Giovanna d’Arco – La rivolta, al Piccolo Bellini un ritorno potente che scuote le coscienze contemporanee
Un monologo folgorante tra storia e ribellione: la santa guerriera si racconta con voce viva e corpo politico
Un’adolescente in fuga, un corpo in rivolta, una voce che attraversa i secoli per arrivare dritta a noi. Dal 13 al 18 maggio al Piccolo Bellini di Napoli va in scena Giovanna d’Arco – La rivolta, testo dirompente e pluripremiato di Carolyn Gage, tradotto da Edy Quaggio e messo in scena dalla regia di Luchino Giordana ed Ester Tatangelo. Sul palco, Valentina Valsania dà corpo e voce a una Giovanna mai vista prima: incandescente, iconoclasta, irriducibile.
Non è la martire dolente della tradizione, né la santa guerriera stereotipata. Questa Giovanna è anoressica, scaltra, laica e politicamente lucida. È una ragazza che rifiuta il destino imposto alle donne, che fugge da un padre violento e da un sistema patriarcale soffocante, e che usa la propria visione come arma contro le istituzioni maschili che vogliono zittirla, domarla, spegnerla.
Un testo potente, tra storia documentata e ribellione personale
Giovanna d’Arco – La rivolta si ispira a The Second Coming of Joan of Arc, testo vincitore del Lambda Literary Award, che porta in scena una delle figure storiche più documentate del XV secolo. Ma ciò che accade sul palco non è una lezione di storia: è una dichiarazione di guerra alla violenza istituzionalizzata, alla misoginia, al controllo sui corpi femminili.

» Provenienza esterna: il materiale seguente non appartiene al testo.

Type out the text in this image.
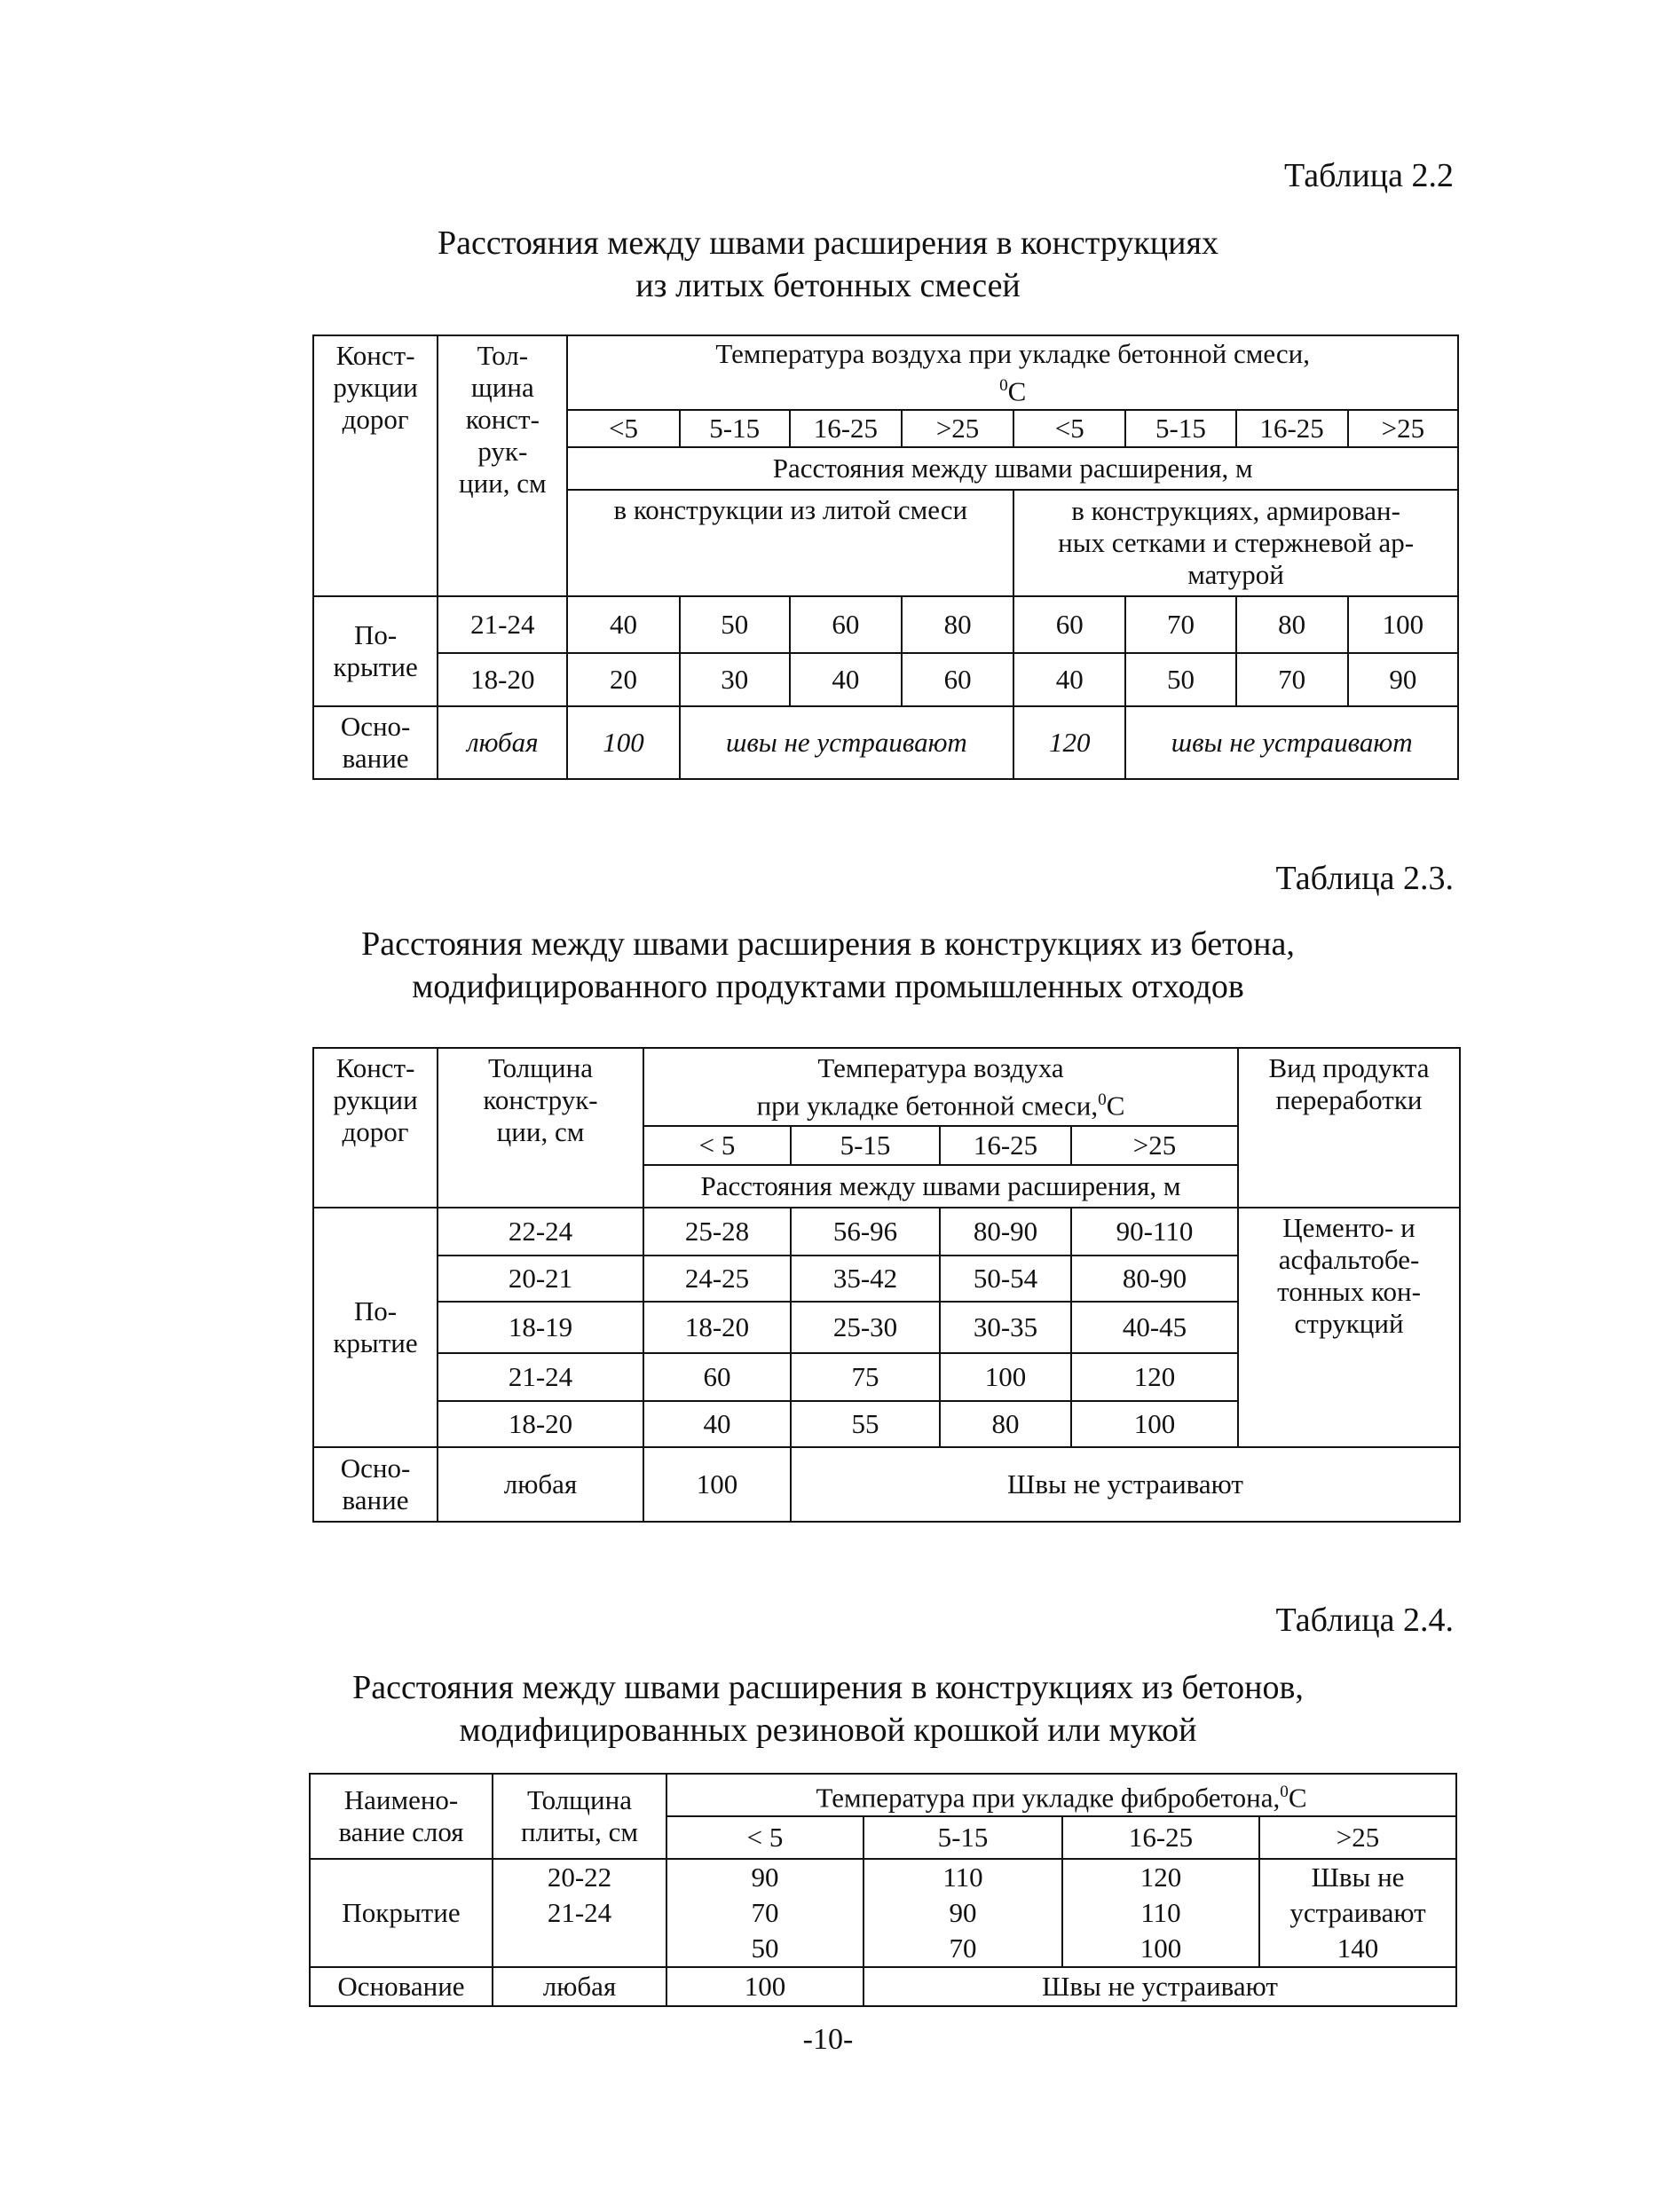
Таблица 2.2
Расстояния между швами расширения в конструкциях
из литых бетонных смесей
Конст-
рукции
дорог	Тол-
щина
конст-
рук-
ции, см	Температура воздуха при укладке бетонной смеси,
$^0$С							
		<5	5-15	16-25	>25	<5	5-15	16-25	>25
		Расстояния между швами расширения, м							
		в конструкции из литой смеси				в конструкциях, армирован-
ных сетками и стержневой ар-
матурой			

По-
крытие	21-24	40	50	60	80	60	70	80	100
	18-20	20	30	40	60	40	50	70	90

Осно-
вание	любая	100	швы не устраивают			120	швы не устраивают		
Таблица 2.3.
Расстояния между швами расширения в конструкциях из бетона,
модифицированного продуктами промышленных отходов
Конст-
рукции
дорог	Толщина
конструк-
ции, см	Температура воздуха
при укладке бетонной смеси,$^0$С				Вид продукта
переработки

		< 5	5-15	16-25	>25	
		Расстояния между швами расширения, м				

По-
крытие	22-24	25-28	56-96	80-90	90-110	Цементо- и
асфальтобе-
тонных кон-
струкций

	20-21	24-25	35-42	50-54	80-90	
	18-19	18-20	25-30	30-35	40-45	
	21-24	60	75	100	120	
	18-20	40	55	80	100	

Осно-
вание	любая	100	Швы не устраивают			
Таблица 2.4.
Расстояния между швами расширения в конструкциях из бетонов,
модифицированных резиновой крошкой или мукой
Наимено-
вание слоя	Толщина
плиты, см	Температура при укладке фибробетона,$^0$С			
		< 5	5-15	16-25	>25
Покрытие	20-22	90	110	120	Швы не
	21-24	70	90	110	устраивают
		50	70	100	140
Основание	любая	100	Швы не устраивают		
-10-
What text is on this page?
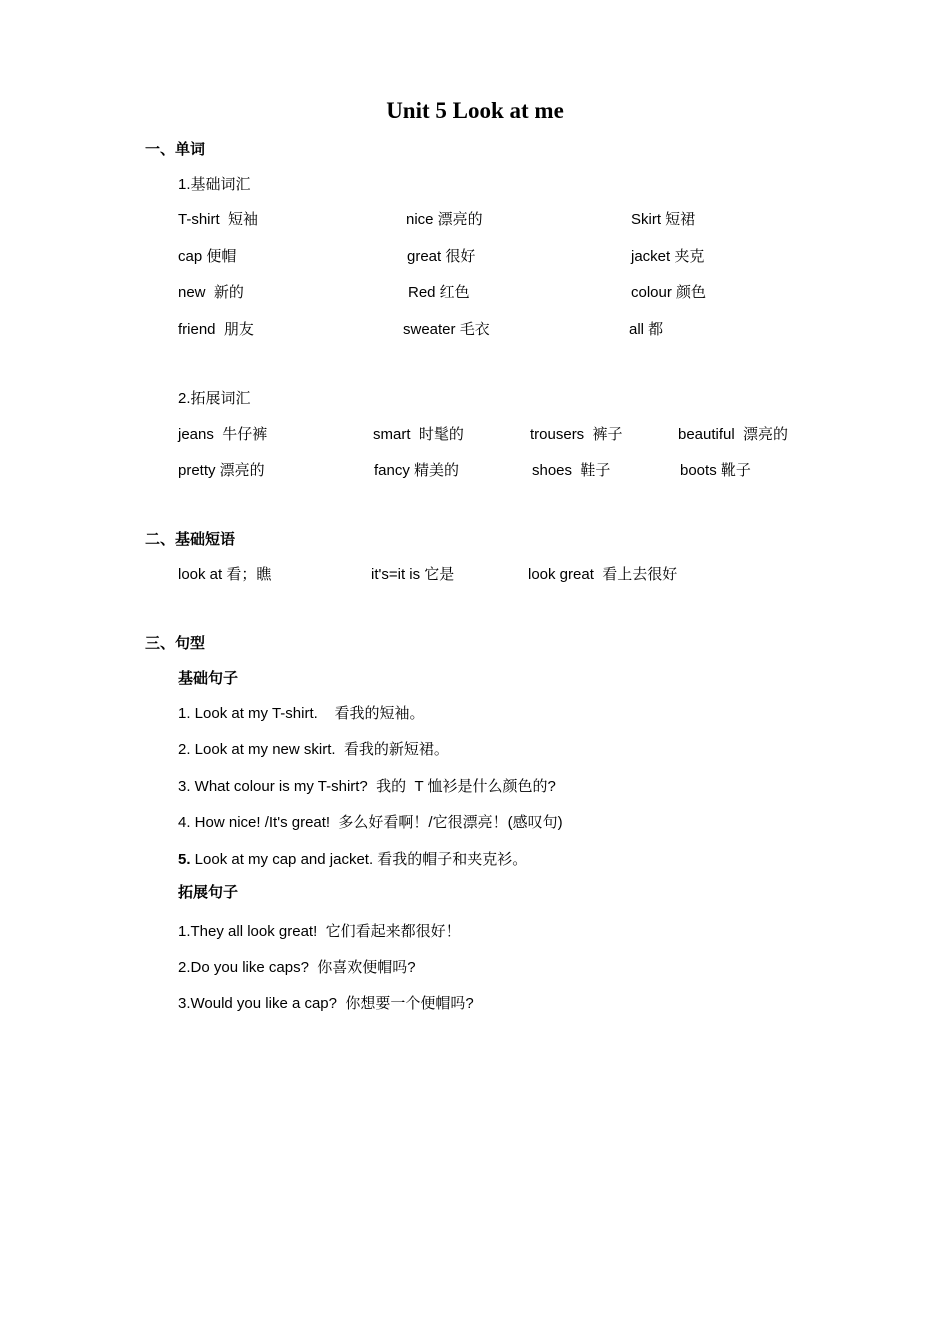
Unit 5 Look at me
一、单词
1.基础词汇
T-shirt  短袖	nice 漂亮的	Skirt 短裙
cap 便帽	great 很好	jacket 夹克
new  新的	Red 红色	colour 颜色
friend  朋友	sweater 毛衣	all 都
2.拓展词汇
jeans  牛仔裤	smart  时髦的	trousers  裤子	beautiful  漂亮的
pretty 漂亮的	fancy 精美的	shoes  鞋子	boots 靴子
二、基础短语
look at 看；瞧	it's=it is 它是	look great  看上去很好
三、句型
基础句子
1. Look at my T-shirt.    看我的短袖。
2. Look at my new skirt.  看我的新短裙。
3. What colour is my T-shirt?  我的  T 恤衫是什么颜色的?
4. How nice! /It's great!  多么好看啊！/它很漂亮！(感叹句)
5. Look at my cap and jacket. 看我的帽子和夹克衫。
拓展句子
1.They all look great!  它们看起来都很好！
2.Do you like caps?  你喜欢便帽吗?
3.Would you like a cap?  你想要一个便帽吗?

In scena c’è solo lei, Giovanna, che racconta, denuncia, si commuove e ci sfida. Parla di sé, ma anche di tutte le donne che non si piegano. Ci sono i processi, la tortura, i roghi. Ma c’è anche ironia, sarcasmo, un’intelligenza tagliente che svela l’ipocrisia delle gerarchie religiose, militari e politiche. La drammaturgia è costruita come un flusso incalzante che non lascia scampo e chiede, anzi pretende, di essere ascoltato.
Una performance che colpisce cuore e stomaco
Valentina Valsania è intensa, vibrante, radicale. Il suo corpo, i suoi silenzi, la sua voce sono strumenti precisi con cui restituire tutta la forza e la fragilità di una Giovanna che non chiede perdono, ma giustizia. Le musiche originali di Arturo Annecchino, le luci disegnate da Diego Labonia e le scene di Francesco Ghisu creano un ambiente visivo e sonoro che accompagna lo spettatore in un’esperienza immersiva e viscerale.
La produzione, firmata da HERMIT CRAB con la compagnia pupilunari, si distingue per coraggio e rigore, portando in scena un’opera necessaria, che non teme lo scontro con i temi più spinosi del nostro presente: identità di genere, controllo patriarcale, violenza sistemica, potere e disobbedienza.
In un momento storico in cui le conquiste delle donne sono messe in discussione e la violenza contro chi osa ancora imperversa, la voce di Giovanna risuona come un grido che non si può ignorare. E la sua rivolta non è finita. Anzi, forse è appena ricominciata.